La nouvelle réglementation a prévu une procédure spécifique pour les ventes publiques par notaire.

Nous ne détaillerons pas ici cette procédure, tout en retenant que le locataire peut exercer son droit de préférence qui devient dans son cas un réel droit de préemption, soit en séance quand les enchères ont lieu dans un café ou dans une salle de vente, soit avec une procédure spécifique en cas de vente dématérialisée (« BIDDIT »).

Dans le cadre d’une vente publique dématérialisée, le locataire peut communiquer son enchère maximale de manière séparée et discrète au notaire, sans devoir surenchérir avec les autres amateurs.

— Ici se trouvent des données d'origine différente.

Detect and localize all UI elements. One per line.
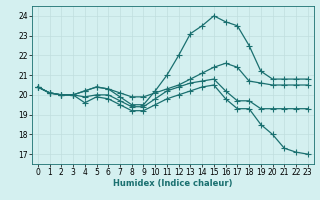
X-axis label: Humidex (Indice chaleur): Humidex (Indice chaleur) bbox=[113, 179, 233, 188]
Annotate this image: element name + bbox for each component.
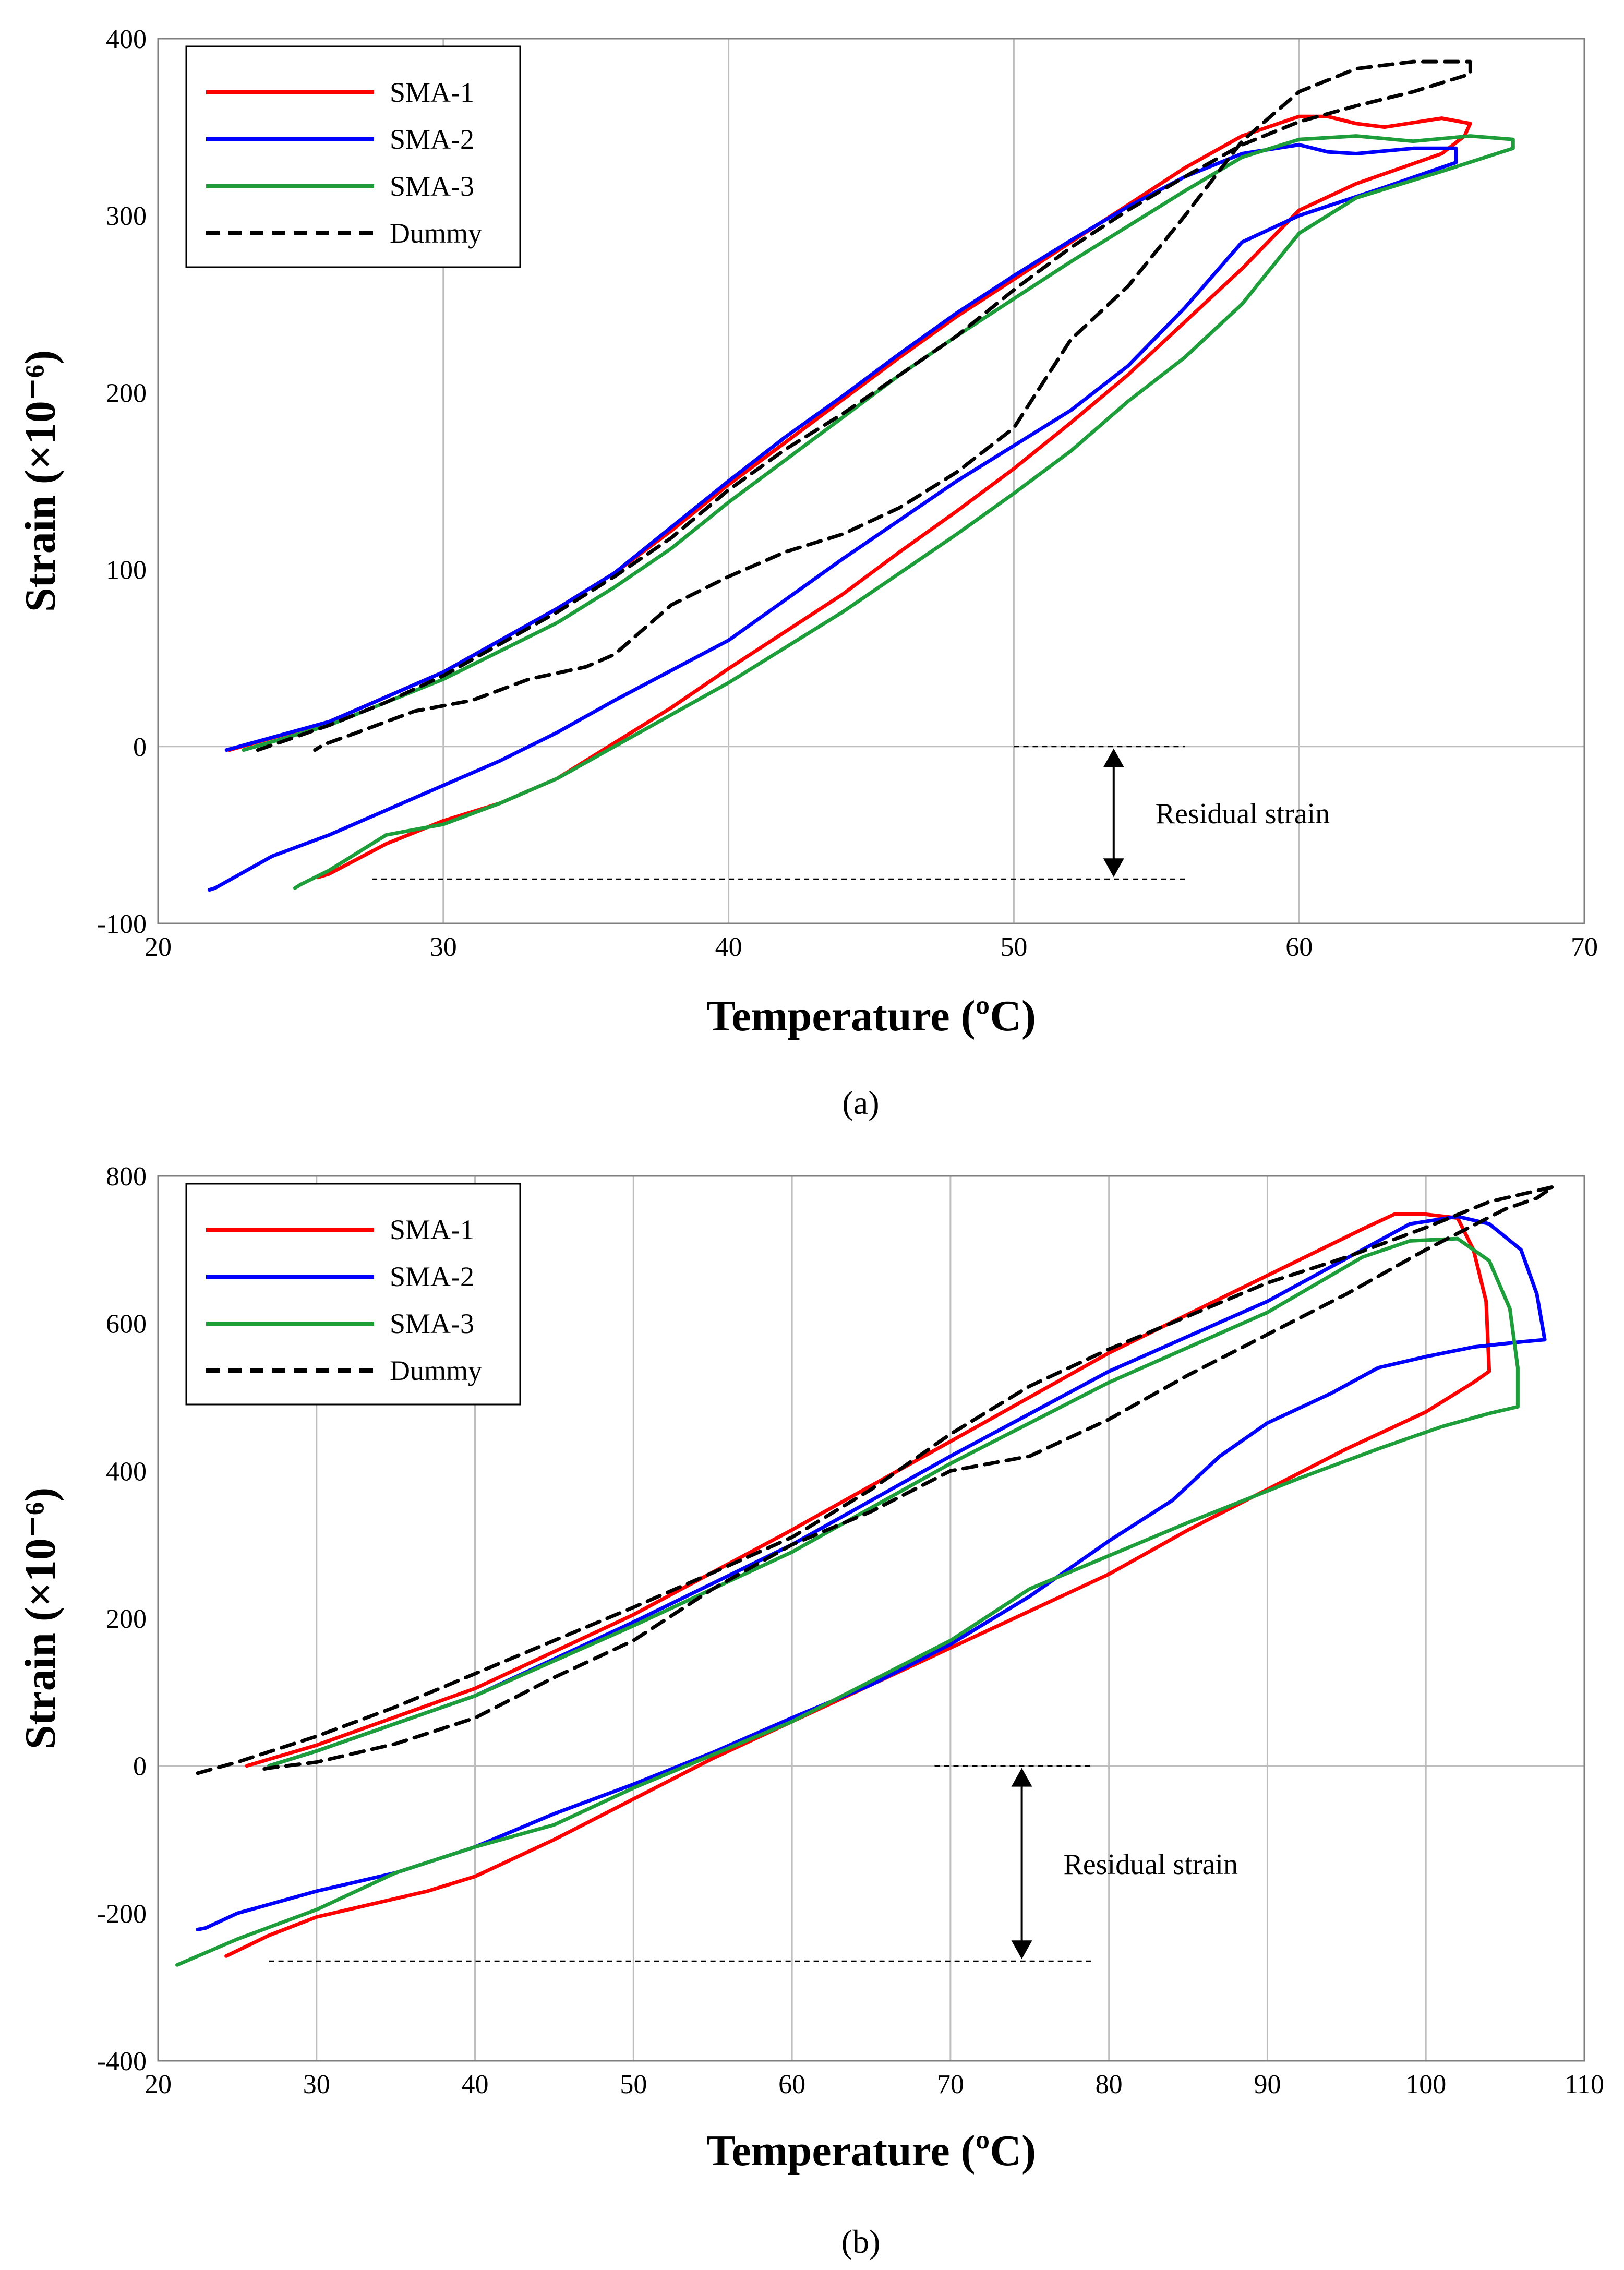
chart-panel-b: 20 30 40 50 60 70 80 90 100 110 -400 -200 0 200 400 600… <box>16 1162 1604 2260</box>
x-tick-label: 80 <box>1096 2070 1123 2099</box>
residual-arrow-head-up <box>1011 1768 1032 1787</box>
legend-label-sma-2: SMA-2 <box>390 1261 474 1292</box>
x-tick-label: 20 <box>145 2070 172 2099</box>
y-tick-label: 0 <box>133 1752 147 1782</box>
series-line-sma-3 <box>242 134 1515 890</box>
x-tick-label: 90 <box>1254 2070 1281 2099</box>
legend-label-dummy: Dummy <box>390 1355 482 1386</box>
y-tick-label: 300 <box>106 201 147 231</box>
series-line-sma-1 <box>227 114 1472 880</box>
legend-box <box>185 1183 521 1406</box>
series-group <box>207 59 1515 892</box>
y-tick-label: -200 <box>97 1899 147 1929</box>
x-tick-label: 20 <box>145 932 172 962</box>
y-tick-label: 100 <box>106 556 147 585</box>
y-tick-label: 200 <box>106 378 147 408</box>
x-axis-label: Temperature (ºC) <box>706 992 1036 1040</box>
x-tick-label: 30 <box>430 932 457 962</box>
x-tick-label: 110 <box>1565 2070 1604 2099</box>
series-line-sma-2 <box>207 143 1458 892</box>
x-tick-label: 40 <box>462 2070 489 2099</box>
residual-strain-label: Residual strain <box>1064 1848 1238 1881</box>
y-tick-label: -400 <box>97 2047 147 2076</box>
residual-arrow-head-down <box>1103 858 1124 878</box>
x-tick-label: 70 <box>937 2070 964 2099</box>
y-tick-label: -100 <box>97 909 147 939</box>
x-axis-label: Temperature (ºC) <box>706 2127 1036 2175</box>
legend-label-sma-1: SMA-1 <box>390 77 474 108</box>
y-tick-label: 0 <box>133 732 147 762</box>
chart-panel-a: 20 30 40 50 60 70 -100 0 100 200 300 400 Temperature… <box>16 25 1598 1121</box>
series-line-sma-2 <box>196 1215 1547 1931</box>
legend-label-sma-1: SMA-1 <box>390 1214 474 1245</box>
x-tick-label: 70 <box>1571 932 1598 962</box>
x-tick-label: 100 <box>1405 2070 1446 2099</box>
panel-label: (a) <box>842 1084 879 1121</box>
residual-arrow-head-up <box>1103 748 1124 767</box>
y-tick-label: 400 <box>106 25 147 54</box>
plot-frame <box>157 1175 1585 2062</box>
legend-label-sma-3: SMA-3 <box>390 1308 474 1339</box>
x-tick-label: 40 <box>715 932 742 962</box>
residual-arrow-head-down <box>1011 1940 1032 1960</box>
series-line-sma-1 <box>224 1212 1491 1958</box>
y-tick-label: 200 <box>106 1604 147 1634</box>
x-tick-label: 60 <box>778 2070 805 2099</box>
plot-frame <box>157 38 1585 924</box>
legend-label-sma-3: SMA-3 <box>390 171 474 202</box>
panel-label: (b) <box>841 2223 881 2260</box>
series-line-sma-3 <box>175 1236 1520 1967</box>
y-axis-label: Strain (×10⁻⁶) <box>16 1487 65 1749</box>
x-tick-label: 50 <box>620 2070 647 2099</box>
series-line-dummy <box>256 59 1472 752</box>
y-tick-label: 600 <box>106 1310 147 1339</box>
x-tick-label: 30 <box>303 2070 330 2099</box>
legend-label-dummy: Dummy <box>390 218 482 249</box>
series-line-dummy <box>196 1185 1555 1775</box>
y-axis-label: Strain (×10⁻⁶) <box>16 350 65 612</box>
legend-box <box>185 45 521 268</box>
x-tick-label: 50 <box>1000 932 1027 962</box>
legend-label-sma-2: SMA-2 <box>390 124 474 155</box>
y-tick-label: 400 <box>106 1457 147 1486</box>
series-group <box>175 1185 1555 1967</box>
residual-strain-label: Residual strain <box>1156 798 1330 830</box>
y-tick-label: 800 <box>106 1162 147 1192</box>
x-tick-label: 60 <box>1285 932 1313 962</box>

C’est lorsque la dernière enchère est atteinte sur BIDDIT que le notaire vérifie l’offre du locataire ; si cette offre est égale ou supérieure, le locataire se voit adjuger le bien. Si par contre, l’offre est inférieure à la dernière enchère, le notaire adjugera au dernier enchérisseur sans devoir reposer la question au locataire.

Il s’agit dans ce dernier cas, d’un véritable droit de préemption en faveur du locataire puisqu’il peut prendre la place d’un amateur à prix égal.

Sanction

En cas de méconnaissance du droit de préférence ou du droit de préemption du locataire, ce dernier peut demander la nullité de la vente faite à un tiers afin de prendre sa place tout en payant le même prix.

Cette sanction est la plus grave qu’on puisse imaginer car elle insécurise l’acheteur de bonne foi qui a passé l’acte chez le notaire et pensait pouvoir dormir sur ces deux oreilles.


(1) art 242 CLB : « En cas de mise en vente du logement de gré à gré, le bailleur, préalablement à toute communication publique relative à la mise en vente, notifie au preneur, par lettre recommandée à la poste ou par exploit d'huissier, son intention de vendre le logement. »

(2) Le notaire chargé de la vente se trouvera devant un choix difficile car au moment de la mise en vente, le locataire n’avait pas droit à la procédure de préférence faute d’y être domicilié, mais comme le bailleur ne lui a pas notifié les conditions de vente, il pourra toujours se domicilier par la suite : cela fera l’objet d’un positionnement plus détaillé ultérieurement.

Cet article n'est valide qu'à la date où il a été publié.